俺って……主人公なんじゃね?……
「ふっ……ふふ」
家の角で気持ち悪い声が響く。
「……成り上がりパターン入りましたわ♪」
ケイゴは、めっちゃニヤける。
「……あれだろ? 俺だけだろ? これ……へへ♪」
……ニヤニヤが止まらねー♪
「……女神様……ありがとうございます」
ケイゴは、カードを両手で挟みながら拝む。
「……俺が成り上がり主人公になれるとは……ディフフ♪」
俺は、小説を読むのが好きだ……あれよ……ファンタジーや異世界系のが一番良くて、その中でも成り上がりの主人公が出る小説が好きなのだ……俺が最初から無双なんて無理だろ?……今実際、ロッパーに負けまくってるし……
「……でも……成り上がった後は、好きくない……」
成り上がるまでが好きで……成り上がった後は、俺とかけ離れてるため……だって俺だぜ?

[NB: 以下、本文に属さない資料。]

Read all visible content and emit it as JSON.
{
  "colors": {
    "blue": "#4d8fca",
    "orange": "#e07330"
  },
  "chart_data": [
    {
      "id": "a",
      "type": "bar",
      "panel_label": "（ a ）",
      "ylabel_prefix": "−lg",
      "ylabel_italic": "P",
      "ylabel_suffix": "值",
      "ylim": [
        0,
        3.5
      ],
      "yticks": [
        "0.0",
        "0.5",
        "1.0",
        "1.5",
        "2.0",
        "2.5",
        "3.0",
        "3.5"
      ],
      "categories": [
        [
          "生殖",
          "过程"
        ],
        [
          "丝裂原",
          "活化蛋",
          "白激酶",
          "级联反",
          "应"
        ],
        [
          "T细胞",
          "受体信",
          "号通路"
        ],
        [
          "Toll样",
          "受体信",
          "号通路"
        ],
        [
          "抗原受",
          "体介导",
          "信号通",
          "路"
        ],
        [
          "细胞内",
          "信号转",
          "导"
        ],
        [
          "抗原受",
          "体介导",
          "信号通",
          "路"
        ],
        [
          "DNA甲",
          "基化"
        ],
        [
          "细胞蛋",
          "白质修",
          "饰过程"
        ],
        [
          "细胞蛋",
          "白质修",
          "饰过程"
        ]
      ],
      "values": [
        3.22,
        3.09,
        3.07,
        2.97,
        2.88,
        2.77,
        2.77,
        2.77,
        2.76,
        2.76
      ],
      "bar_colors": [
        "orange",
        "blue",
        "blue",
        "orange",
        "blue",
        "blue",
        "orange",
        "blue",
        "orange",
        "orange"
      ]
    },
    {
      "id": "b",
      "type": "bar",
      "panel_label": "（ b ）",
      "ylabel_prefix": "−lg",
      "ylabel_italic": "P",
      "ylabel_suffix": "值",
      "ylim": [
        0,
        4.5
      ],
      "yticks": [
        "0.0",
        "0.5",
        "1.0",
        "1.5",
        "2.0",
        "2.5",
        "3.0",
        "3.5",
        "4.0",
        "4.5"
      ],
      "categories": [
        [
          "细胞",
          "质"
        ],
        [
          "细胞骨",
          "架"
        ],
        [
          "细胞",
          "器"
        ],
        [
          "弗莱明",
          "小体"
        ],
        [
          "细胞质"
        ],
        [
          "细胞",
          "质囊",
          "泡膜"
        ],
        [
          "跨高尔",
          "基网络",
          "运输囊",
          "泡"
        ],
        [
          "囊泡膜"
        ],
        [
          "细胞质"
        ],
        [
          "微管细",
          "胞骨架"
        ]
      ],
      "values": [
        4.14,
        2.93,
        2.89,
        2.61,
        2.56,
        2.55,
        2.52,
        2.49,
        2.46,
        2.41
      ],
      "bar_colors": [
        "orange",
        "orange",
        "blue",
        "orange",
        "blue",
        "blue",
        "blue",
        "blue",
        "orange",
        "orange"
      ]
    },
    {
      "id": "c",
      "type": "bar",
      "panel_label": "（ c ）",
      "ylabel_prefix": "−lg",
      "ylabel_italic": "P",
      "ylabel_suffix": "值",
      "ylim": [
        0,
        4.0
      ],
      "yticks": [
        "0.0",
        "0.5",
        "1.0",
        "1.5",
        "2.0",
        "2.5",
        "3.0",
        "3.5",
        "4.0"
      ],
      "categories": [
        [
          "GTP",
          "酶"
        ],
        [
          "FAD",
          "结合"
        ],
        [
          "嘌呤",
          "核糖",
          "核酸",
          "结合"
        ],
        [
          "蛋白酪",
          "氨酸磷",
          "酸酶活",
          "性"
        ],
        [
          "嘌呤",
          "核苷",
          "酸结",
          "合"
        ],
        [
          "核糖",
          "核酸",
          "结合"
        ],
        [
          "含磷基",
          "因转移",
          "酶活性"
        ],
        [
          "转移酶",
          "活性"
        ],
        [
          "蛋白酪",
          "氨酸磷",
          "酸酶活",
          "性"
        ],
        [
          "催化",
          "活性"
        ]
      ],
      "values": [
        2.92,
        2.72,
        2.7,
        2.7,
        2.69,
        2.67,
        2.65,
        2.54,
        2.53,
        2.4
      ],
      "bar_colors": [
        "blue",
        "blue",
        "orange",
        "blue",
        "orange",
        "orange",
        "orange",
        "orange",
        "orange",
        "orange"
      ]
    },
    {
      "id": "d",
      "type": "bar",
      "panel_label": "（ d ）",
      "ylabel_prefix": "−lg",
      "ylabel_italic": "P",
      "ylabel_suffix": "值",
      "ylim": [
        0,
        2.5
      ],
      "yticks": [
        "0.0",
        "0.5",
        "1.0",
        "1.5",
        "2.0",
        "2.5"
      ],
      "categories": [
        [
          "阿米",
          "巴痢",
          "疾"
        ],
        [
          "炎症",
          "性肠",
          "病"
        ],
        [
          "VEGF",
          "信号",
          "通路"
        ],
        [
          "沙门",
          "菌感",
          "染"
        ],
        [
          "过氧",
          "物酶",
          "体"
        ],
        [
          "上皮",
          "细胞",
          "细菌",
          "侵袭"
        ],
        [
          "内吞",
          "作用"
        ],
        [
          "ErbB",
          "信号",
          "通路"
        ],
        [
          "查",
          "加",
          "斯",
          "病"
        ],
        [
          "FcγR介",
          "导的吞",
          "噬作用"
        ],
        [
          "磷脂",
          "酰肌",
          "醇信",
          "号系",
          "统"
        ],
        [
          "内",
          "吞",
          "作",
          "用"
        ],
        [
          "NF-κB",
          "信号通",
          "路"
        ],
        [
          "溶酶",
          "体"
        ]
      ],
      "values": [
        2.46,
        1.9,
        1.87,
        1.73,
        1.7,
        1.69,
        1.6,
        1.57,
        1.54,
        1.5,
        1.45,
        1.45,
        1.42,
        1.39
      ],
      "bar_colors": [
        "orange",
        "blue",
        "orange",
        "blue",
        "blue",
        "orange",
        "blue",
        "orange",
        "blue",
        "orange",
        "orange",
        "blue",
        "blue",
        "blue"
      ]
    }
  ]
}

「……でも……それに俺がなるかもしれない……なら良し!」
……俺は自己中なのさ!
「……魔導士は……杖なしだと弱いんだよな……」
俺は、解体室での受付嬢ちゃんとの話を思い出す。
「……成り上がりしたら……惚れられたりして……」
……私の……受付がオススメです……よ?
「…………」
えへへ♪
ケイゴは、ブスキモさ増した笑みをする。
「……でも……俺だもんなぁ……はぁ……」
ケイゴは、自分の体を見る。
「……イケメンだったらそうなるんだろ?」
……受付嬢ちゃんは、ブレイクがいるし……
「…………」
……門番ちゃんも……レンさんがいる……
「…………」
……成り上がりって……ヒロインいないと……燃えないな……はぁ……
「……よっこいしょっと……」
ケイゴは、その場を立つ。
「……杖が必要だな……冒険に出る前に準備だ……」
俺は、成り上がりしたいけど……恩返し出来れば良いかなぁ……偽善者だよなぁ……
ケイゴは、嬉しさを自ら底辺に持って行き、杖を手に入れに歩き出した。
「……武器屋ってどこだろう……」
ケイゴは、ぶらぶらとライトセルを歩く。
「……この剣って……配布にしては、高そうな剣だよなぁ……」
ケイゴは、歩きながら、自分の剣を見る。
「……最初って大体……銅の剣じゃ無いのか?」
ケイゴの腰についている剣は、銅の剣ではなく。鉄っぽい材質でできていて、持ち手もなかなかの細かい細工がしてありタダで貸すには……
……おかし過ぎるものだった。
「…………」
……使わなくなったら、返せと言われてたよなぁ……確か……
「……まだまだ使わせてもらいますか……てか……まだ使えても無いしなぁ……」
……ロッパーの持っていた瓶に傷つけただけだしなぁ……
「……武器屋って……どこだろう……」
……適当に歩いても見つかるわけないよな……
ケイゴは、結局……迷っていた。
「……小説の主人公達って……何故ああも簡単にいろいろ進めるのだろうか……補正ずり〜」
……そう思わん? え? ……俺だけっすか?
「……誰かに聞くしかないよなぁ……コミュ障なのに……」
……はぁ……スマホあればなぁ……
ケイゴは、いつも右ポケットに入れていたスマホを恋しく思いながら、聞ける人を探す。